An Orientation Relationship between Parent Grains and its Application to Variant Selection of Transformed α in Titanium Alloy

The variant selection of the child phase at the grain boundary (GB) during solid phase transformation has been extensively reported in polycrystalline alloys and has proved to be a key factor in determining the final microstructure, texture, and mechanical properties of alloys. This study developed a new definition of the crystallographic orientation relationship (OR) between two parent grains, called phase transformation (PT) misorientation, which could be used to evaluate the variant selection tendency occurring at GBs. Specifically, PT misorientation (θp) is the minimum angle of a grain rotating around a particular crystallographic orientation to where the grain can produce the same child variant (crystallographic orientation) with another grain.
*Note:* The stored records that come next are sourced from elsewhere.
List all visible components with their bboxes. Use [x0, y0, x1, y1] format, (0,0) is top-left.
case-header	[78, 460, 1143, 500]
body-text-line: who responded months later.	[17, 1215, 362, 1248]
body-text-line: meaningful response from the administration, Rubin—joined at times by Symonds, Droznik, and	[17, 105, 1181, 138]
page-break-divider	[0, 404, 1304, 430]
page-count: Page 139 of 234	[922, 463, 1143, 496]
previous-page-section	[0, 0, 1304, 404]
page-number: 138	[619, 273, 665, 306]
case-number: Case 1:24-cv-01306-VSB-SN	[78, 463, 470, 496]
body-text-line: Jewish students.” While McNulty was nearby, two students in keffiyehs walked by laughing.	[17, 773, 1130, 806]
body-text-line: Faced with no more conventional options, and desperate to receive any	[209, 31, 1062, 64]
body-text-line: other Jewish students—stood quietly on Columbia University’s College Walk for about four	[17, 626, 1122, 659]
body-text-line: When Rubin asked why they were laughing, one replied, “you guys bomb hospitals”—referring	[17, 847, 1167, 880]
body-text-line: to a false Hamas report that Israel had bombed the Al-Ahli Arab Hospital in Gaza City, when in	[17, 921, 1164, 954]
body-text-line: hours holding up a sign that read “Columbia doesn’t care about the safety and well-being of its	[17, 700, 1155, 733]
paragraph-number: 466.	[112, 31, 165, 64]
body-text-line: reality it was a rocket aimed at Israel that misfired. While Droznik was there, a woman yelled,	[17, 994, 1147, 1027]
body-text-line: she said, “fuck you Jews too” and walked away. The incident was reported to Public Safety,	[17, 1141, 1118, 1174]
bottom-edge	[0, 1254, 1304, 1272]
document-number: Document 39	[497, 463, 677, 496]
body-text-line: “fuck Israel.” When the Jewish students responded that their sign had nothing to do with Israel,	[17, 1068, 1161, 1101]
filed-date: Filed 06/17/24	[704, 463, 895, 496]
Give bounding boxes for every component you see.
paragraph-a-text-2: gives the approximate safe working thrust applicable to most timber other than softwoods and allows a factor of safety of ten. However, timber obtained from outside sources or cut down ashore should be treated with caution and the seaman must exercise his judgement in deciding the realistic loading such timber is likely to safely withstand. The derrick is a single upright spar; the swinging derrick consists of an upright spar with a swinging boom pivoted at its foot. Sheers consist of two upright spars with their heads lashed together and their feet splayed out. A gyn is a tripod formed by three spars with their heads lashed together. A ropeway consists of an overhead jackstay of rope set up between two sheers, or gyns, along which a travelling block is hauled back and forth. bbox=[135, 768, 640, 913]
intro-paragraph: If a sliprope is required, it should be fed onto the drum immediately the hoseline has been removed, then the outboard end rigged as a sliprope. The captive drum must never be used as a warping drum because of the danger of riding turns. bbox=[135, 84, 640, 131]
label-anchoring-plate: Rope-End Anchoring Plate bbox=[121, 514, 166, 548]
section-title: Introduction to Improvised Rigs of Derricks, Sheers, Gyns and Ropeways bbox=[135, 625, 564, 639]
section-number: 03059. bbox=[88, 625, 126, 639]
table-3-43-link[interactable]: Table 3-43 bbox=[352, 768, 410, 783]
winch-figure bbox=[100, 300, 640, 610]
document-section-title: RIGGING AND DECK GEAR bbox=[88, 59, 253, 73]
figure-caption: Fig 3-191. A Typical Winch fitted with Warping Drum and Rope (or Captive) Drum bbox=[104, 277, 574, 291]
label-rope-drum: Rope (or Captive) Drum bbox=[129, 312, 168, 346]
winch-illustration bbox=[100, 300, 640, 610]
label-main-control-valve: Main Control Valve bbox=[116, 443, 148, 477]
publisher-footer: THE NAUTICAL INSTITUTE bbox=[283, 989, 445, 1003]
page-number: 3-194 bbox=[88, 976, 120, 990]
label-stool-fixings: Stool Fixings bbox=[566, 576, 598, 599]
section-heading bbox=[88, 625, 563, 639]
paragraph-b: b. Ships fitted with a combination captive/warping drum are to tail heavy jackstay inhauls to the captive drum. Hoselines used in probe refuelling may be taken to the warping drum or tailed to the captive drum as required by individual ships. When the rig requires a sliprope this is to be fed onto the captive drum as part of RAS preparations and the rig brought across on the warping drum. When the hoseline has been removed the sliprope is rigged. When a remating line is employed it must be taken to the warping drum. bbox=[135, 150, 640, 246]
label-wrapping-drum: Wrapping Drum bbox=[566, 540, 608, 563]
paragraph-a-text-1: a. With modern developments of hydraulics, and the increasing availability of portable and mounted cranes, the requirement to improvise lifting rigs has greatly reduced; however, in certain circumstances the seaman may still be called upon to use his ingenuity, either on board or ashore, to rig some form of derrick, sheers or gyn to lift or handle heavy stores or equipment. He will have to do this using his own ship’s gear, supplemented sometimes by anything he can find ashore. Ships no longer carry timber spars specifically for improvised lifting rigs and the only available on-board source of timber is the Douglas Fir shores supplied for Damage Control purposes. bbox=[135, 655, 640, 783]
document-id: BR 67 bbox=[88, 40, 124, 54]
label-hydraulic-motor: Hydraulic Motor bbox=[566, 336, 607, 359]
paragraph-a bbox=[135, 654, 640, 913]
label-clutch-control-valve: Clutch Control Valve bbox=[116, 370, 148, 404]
We examined the β → α phase transformation in titanium alloy to confirm the effect of θp on the variant selection tendency of GBα. The results demonstrated the probability of variant selection occurrence is largely affected by the magnitude of θp; in particular, the θp dominates the variant selection when the angle is less than 5˚. Compared with the empirical rule for variant selection using the deviation angle of the common {110} pole of two adjacent β grains, a small θp was found to be more reliable for evaluating the variant selection tendency. Moreover, we also analyzed the correlation between θp and misorientation (θ), as well as their combined effects on variant selection. As a new parameter for describing the OR between two grains, θp is expected to tailor the GBs in various alloys during thermal-mechanical processes to achieve a satisfactory microstructure and texture.